Personal information
- Date of birth: 5 May 2004 (age 21)
- Place of birth: Inverness, Scotland
- Height: 1.72 m (5 ft 8 in)
- Position(s): Left-back

Youth career
- –2021: Inverness Caledonian Thistle

Senior career*
- Years: Team / Apps / (Gls)
- 2021–2025: Inverness Caledonian Thistle / 8 / (2)
- 2021–2022: → Clachnacuddin (loan)
- 2022–2023: → Elgin City (loan) / 9 / (0)
- Total:  / 17 / (2)

= Lewis Nicolson =

Scottish footballer

Lewis Nicolson (born 5 May 2004) is a Scottish former professional footballer who played as a left-back for Inverness Caledonian Thistle, Clachnacuddin and Elgin City.

== Club career ==
Nicolson started his career rising through the youth ranks at Inverness Caledonian Thistle, before joining the first team on 1 July 2021.

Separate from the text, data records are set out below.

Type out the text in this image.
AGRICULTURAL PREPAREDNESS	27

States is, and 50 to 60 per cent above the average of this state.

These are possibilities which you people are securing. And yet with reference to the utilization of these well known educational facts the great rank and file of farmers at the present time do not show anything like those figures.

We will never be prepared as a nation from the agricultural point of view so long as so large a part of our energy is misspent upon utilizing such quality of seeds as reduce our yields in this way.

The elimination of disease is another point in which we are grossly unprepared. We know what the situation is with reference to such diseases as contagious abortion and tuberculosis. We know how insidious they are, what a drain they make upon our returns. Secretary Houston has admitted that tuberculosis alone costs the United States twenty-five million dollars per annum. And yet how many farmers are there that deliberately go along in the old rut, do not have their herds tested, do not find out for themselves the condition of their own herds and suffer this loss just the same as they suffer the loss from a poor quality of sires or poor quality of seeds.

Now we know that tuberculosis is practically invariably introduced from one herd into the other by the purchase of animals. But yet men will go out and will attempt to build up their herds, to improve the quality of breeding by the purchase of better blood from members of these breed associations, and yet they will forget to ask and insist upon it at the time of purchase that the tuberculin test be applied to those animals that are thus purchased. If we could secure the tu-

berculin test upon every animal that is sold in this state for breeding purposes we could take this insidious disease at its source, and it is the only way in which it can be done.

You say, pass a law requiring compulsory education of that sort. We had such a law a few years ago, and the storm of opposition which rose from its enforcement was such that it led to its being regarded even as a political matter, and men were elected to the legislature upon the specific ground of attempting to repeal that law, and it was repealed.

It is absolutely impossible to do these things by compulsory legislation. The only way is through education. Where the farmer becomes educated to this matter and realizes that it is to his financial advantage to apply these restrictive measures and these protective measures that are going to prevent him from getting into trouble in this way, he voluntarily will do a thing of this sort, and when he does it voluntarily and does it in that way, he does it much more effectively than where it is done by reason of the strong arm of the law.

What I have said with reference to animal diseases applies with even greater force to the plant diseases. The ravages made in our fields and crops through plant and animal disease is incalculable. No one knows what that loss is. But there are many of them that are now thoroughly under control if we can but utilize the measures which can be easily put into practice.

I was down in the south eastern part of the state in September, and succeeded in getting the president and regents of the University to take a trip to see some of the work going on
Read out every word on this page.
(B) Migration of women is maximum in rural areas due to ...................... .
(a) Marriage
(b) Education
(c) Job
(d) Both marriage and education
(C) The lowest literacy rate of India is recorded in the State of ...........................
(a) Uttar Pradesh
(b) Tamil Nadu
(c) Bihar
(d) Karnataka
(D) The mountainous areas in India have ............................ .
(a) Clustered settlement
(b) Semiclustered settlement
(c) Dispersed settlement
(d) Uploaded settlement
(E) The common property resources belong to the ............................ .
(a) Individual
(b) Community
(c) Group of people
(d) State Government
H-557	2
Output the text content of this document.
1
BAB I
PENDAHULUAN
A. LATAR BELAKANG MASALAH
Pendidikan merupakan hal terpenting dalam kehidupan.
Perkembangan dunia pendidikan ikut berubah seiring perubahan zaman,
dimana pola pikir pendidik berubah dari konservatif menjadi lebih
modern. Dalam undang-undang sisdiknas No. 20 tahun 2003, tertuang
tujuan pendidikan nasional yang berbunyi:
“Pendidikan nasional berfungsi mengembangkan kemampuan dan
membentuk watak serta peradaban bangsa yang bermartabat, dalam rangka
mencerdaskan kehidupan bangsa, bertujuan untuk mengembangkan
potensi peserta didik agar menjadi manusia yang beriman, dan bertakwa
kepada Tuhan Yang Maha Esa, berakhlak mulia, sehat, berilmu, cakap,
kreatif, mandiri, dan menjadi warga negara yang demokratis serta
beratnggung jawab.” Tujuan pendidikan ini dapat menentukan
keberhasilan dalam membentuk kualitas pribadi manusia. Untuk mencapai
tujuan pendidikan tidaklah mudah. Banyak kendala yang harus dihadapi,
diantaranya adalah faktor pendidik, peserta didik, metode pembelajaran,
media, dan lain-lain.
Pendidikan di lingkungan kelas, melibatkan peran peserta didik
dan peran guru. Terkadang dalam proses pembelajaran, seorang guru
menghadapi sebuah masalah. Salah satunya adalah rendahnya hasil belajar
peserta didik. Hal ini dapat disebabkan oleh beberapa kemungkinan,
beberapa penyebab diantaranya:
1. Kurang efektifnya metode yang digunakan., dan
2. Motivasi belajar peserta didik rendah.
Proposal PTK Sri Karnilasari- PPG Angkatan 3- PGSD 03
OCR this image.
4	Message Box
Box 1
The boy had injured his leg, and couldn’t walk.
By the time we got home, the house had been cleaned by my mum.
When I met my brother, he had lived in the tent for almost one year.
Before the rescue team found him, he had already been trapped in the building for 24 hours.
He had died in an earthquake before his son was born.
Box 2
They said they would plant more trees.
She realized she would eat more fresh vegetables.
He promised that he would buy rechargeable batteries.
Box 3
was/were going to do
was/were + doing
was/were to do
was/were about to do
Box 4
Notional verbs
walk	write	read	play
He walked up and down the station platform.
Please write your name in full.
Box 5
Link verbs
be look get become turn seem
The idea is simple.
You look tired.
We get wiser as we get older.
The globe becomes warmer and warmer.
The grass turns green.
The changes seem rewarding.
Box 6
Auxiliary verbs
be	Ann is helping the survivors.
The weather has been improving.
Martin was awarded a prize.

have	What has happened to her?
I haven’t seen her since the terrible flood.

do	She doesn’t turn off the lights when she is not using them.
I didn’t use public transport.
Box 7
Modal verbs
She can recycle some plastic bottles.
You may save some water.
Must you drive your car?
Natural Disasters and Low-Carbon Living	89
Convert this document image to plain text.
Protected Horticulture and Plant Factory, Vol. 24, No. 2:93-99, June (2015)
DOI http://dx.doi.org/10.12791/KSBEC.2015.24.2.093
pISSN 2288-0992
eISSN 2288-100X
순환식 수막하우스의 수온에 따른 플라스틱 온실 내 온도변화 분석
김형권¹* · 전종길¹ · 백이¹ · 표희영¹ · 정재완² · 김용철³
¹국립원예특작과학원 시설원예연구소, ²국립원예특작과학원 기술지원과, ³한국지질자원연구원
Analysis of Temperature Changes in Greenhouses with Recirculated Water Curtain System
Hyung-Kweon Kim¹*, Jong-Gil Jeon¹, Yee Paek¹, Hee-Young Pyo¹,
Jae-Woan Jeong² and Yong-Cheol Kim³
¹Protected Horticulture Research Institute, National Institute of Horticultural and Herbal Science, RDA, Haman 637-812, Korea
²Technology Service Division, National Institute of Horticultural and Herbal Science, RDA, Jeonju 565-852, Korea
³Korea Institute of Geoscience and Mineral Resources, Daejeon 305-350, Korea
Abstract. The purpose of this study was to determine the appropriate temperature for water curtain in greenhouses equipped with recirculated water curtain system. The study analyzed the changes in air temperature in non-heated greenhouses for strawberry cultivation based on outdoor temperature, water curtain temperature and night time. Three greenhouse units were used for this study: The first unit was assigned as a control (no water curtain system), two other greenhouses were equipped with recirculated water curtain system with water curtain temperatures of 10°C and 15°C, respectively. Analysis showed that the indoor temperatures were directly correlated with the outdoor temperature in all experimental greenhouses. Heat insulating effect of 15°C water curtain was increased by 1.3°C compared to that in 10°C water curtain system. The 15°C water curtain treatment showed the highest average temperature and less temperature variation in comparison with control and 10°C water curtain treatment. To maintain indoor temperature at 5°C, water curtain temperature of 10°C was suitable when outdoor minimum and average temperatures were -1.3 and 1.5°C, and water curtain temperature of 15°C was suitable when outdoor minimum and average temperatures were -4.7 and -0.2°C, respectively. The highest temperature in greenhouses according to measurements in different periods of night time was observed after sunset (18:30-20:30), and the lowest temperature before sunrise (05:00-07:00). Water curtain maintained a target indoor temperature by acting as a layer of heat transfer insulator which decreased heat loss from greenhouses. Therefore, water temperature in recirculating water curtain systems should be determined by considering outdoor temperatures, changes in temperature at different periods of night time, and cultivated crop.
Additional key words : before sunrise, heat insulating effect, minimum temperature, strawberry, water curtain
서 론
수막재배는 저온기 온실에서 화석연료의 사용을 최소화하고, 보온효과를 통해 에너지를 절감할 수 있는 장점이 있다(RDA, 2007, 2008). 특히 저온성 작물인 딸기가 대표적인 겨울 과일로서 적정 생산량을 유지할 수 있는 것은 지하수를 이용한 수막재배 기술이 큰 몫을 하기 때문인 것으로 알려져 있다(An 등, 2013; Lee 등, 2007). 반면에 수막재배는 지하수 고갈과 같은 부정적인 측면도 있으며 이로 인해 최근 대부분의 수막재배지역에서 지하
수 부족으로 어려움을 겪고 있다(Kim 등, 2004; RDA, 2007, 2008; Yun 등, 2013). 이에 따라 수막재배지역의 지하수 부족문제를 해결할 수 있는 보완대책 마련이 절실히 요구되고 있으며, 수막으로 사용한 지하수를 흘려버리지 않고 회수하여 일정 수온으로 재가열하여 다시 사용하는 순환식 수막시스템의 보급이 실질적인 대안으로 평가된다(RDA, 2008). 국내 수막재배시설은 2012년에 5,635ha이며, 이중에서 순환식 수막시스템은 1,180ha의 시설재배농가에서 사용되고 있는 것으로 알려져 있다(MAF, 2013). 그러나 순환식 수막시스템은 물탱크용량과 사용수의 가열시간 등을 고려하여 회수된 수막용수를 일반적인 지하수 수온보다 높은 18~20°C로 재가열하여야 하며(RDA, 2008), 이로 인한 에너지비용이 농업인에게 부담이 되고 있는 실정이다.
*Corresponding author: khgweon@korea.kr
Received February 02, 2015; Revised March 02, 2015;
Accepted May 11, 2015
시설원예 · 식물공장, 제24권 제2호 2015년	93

Nicolson made his first team debut on 29 January 2022 coming on as a late substitute for Cameron Harper in a 1–0 away loss to Kilmarnock. He scored his first, and the only goal in a 1–2 home loss to Ayr United on 19 February 2022.

On 16 August 2022, Nicolson moved to Elgin City on a half season loan, making his debut a few days later in a 2–2 draw at home to Stranraer. On 29 October 2022, Nicolson received his first red card of his career, coming in the 7th minute of a 2–1 away defeat to East Fife.

In January 2023, Nicolson was recalled from his loan to Elgin due to an injury crisis at Inverness. He made his return to the team the following day, coming on in a 6–1 home win over Cove Rangers in the Scottish Championship.

On 22 May 2025, Nicolson announced that he was stepping away from football due to multiple injuries and subsequent operations impacting his career, choosing to prioritise his long term health.